When Madame President filed her COC to run for Congresswoman of Pampanga, the irony must have been lost on her. Just last week she honored Efren Penaflorida, a man whose modest outreach to uneducated and marginalized youth was recognized by the world over. Sure, the CNN Hero award is no Nobel Peace Prize. Sure, it was conferred by him through populist voting via the Internet.
But by conferring unto Efren the Order of Lakandula, Madame President has elevated Efren’s prize into something more. According to EO236 (The Honors Code of the Philippines) —
The Order of Lakandula is conferred upon a Filipino or foreign citizen:
a. who has demonstrated by his life and deeds a dedication to the welfare of society;
b. whose life is worthy of emulation by the Filipino people;
c. for deeds worthy of particular recognition, including suffering materially for the preservation and defense of the democratic way of life and of the territorial integrity of the Republic of the Philippines, for devoting his life to the peaceful resolution of conflict, or for demonstrating an outstanding dedication to the fostering of mutual understanding, cultural exchange, justice and dignified relations among individuals; or
d. for acts that have been traditionally recognized by the institution of presidential awards, including meritorious political and civic service.
The Order of Lakandula elevates Efren’s prize from an example to a standard. That is the very essence of honoring distinguished achievement and patriotic service. These very acts, in the words of EO236, “enhance the prestige of a nation.”

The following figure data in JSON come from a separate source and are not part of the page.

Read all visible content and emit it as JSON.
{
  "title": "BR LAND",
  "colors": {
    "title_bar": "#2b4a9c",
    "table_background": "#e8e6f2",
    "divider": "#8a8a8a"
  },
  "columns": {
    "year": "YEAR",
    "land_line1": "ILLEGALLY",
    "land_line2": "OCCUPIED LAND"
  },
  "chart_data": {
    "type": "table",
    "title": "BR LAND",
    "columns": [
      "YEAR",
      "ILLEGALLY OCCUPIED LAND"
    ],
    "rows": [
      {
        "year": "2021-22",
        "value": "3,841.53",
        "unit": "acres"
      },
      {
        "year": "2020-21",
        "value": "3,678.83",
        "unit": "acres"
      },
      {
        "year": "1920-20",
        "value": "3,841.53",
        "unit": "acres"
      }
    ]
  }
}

The irony is that while Madame President claims to run for Congresswoman once again for the sake of public service — it runs in her DNA, she says — she should be the first to know that public service isn’t monopolized by public office.
I doubt anyone will rush to confer the Order of Lakandula on PGMA for pursuing another government post after a long, storied and troubled affair with the Presidency of the Philippines. It’s ignoble at the least.
She could go into something else if her heart was true. Start a foundation. A school. Go back to teaching economics. The least she could do is spare the country of the divisive and polarizing debates her candidacy has already brought.
The irony is that she has elevated Efren’s example into a standard she herself may never meet; some may say had already failed to meet. And there is a wide chasm between Efren’s fifteen minutes of fame and Madame President’s nine years in office — only one enhanced the prestige of the nation.